The second reason is a shortage of medical staff. It’s talked about a little less, but it's no less dangerous than the shortage of medical equipment.
There are hospitals in Israel that have closed wards because the entire staff was forced into isolation. No matter how hard they tried to avoid it, every single member of the team ended up in quarantine, the "closed" sign hung on the door and the patients sent home.
I have seen with my own eyes the distress of a doctor who has been forced to abandon his patients.
So, back to the last bed and how we decide who gets it.
Imagine a 16-year-old boy and a 70-year-old pensioner coming into the hospital at the same time. Which one gets admitted?
The boy hasn't had the chance to experience life yet, but the pensioner fought in our wars and paid taxes for most of his life - taxes that paid for that last hospital bed.
So, who gets the bed? What is the criteria - hope for the future or the rights earned in the past?
Two women arrive at the hospital, one the mother of four and the other the mother of two - who gets the bed? Do we let two children or four become orphans?
What about two sick girls. The first is the only daughter of a single mother who tried for 20 years to conceive via agonizing fertility treatments and the other is the sister of four siblings.
What is the criteria this time? Is it how much sorrow the will decision bring?
And what would happen if a genius scientist on the verge of discovering a cure for the coronavirus comes to an already overloaded hospital, infected with the contagion himself?
Should we unplug a critically ill patient from their ventilator in the hope that treating the doctor instead would save humanity?
Should our decisions be guided by the number of deaths derived from each action we take or do we have no moral right to decide someone’s fate based on statistical considerations?

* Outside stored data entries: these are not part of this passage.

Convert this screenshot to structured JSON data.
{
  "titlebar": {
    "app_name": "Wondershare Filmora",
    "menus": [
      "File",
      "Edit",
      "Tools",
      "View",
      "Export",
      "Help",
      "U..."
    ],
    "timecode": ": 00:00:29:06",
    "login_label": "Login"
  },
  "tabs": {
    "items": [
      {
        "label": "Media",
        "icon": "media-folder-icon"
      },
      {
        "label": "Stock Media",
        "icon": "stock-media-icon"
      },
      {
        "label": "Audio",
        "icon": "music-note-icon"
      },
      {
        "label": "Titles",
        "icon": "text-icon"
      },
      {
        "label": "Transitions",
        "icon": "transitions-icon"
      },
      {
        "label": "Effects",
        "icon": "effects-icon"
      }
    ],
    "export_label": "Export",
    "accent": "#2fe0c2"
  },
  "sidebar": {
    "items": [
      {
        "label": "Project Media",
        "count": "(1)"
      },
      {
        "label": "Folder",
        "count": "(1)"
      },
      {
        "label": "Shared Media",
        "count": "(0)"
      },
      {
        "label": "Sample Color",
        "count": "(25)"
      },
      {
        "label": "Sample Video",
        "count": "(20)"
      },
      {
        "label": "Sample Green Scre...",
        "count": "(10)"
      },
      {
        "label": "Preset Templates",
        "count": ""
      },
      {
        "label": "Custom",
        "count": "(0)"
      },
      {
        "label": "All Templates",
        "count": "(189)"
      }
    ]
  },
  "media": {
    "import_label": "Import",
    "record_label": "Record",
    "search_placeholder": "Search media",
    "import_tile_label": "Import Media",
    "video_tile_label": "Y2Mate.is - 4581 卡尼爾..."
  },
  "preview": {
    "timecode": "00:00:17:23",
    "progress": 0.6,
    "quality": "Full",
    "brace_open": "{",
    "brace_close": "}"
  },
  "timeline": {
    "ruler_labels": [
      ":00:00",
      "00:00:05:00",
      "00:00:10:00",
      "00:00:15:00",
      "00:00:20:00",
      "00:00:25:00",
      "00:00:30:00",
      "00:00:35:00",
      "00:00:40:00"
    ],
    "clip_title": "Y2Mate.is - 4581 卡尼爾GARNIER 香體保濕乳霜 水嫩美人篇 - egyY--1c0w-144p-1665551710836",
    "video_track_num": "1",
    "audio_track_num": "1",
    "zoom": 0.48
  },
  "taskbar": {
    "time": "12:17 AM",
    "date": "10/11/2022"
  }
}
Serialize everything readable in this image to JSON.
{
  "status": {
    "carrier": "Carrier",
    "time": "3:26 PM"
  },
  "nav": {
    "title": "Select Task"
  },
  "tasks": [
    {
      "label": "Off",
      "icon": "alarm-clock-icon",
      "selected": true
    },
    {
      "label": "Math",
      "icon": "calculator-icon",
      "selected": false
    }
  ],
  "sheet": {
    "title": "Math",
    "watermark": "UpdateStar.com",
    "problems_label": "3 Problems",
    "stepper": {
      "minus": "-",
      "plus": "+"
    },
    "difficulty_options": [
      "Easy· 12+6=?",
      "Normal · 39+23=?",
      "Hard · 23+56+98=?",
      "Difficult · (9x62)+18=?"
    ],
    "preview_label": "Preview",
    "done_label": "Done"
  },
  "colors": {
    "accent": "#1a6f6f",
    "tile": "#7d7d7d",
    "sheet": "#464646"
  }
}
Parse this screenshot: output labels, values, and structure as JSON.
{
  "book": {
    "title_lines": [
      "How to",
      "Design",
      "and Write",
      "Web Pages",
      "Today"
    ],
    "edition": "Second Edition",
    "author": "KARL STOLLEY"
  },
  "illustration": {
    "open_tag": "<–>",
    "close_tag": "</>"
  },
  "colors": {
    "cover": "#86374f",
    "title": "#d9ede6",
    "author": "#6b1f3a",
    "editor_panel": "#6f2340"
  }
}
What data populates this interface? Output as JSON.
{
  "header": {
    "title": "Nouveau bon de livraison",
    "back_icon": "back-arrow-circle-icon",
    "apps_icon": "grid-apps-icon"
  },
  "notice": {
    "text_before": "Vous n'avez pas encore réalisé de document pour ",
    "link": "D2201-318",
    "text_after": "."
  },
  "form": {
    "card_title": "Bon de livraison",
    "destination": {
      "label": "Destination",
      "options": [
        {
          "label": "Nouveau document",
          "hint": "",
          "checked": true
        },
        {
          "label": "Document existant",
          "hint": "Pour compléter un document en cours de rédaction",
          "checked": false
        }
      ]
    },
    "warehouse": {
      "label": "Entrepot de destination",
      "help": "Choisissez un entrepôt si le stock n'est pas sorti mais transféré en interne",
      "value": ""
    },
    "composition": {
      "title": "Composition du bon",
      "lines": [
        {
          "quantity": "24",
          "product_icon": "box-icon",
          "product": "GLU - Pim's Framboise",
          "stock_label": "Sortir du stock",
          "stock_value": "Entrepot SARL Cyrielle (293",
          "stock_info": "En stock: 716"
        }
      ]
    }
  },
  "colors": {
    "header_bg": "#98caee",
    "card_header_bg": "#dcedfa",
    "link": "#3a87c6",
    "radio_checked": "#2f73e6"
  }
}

And how can the same ER doctor, who is forced almost on a daily basis to make such decisions, ever live with herself?
One thing we do know for sure. When that doctor and her colleagues beg us to respect the rules so there is less chance of forcing them into such dilemmas, we owe it to them to listen.
Even if we deny the contagion exists, even if we have no fear of the disease, even if we are convinced that everything is a farce, we must listen to their pleas.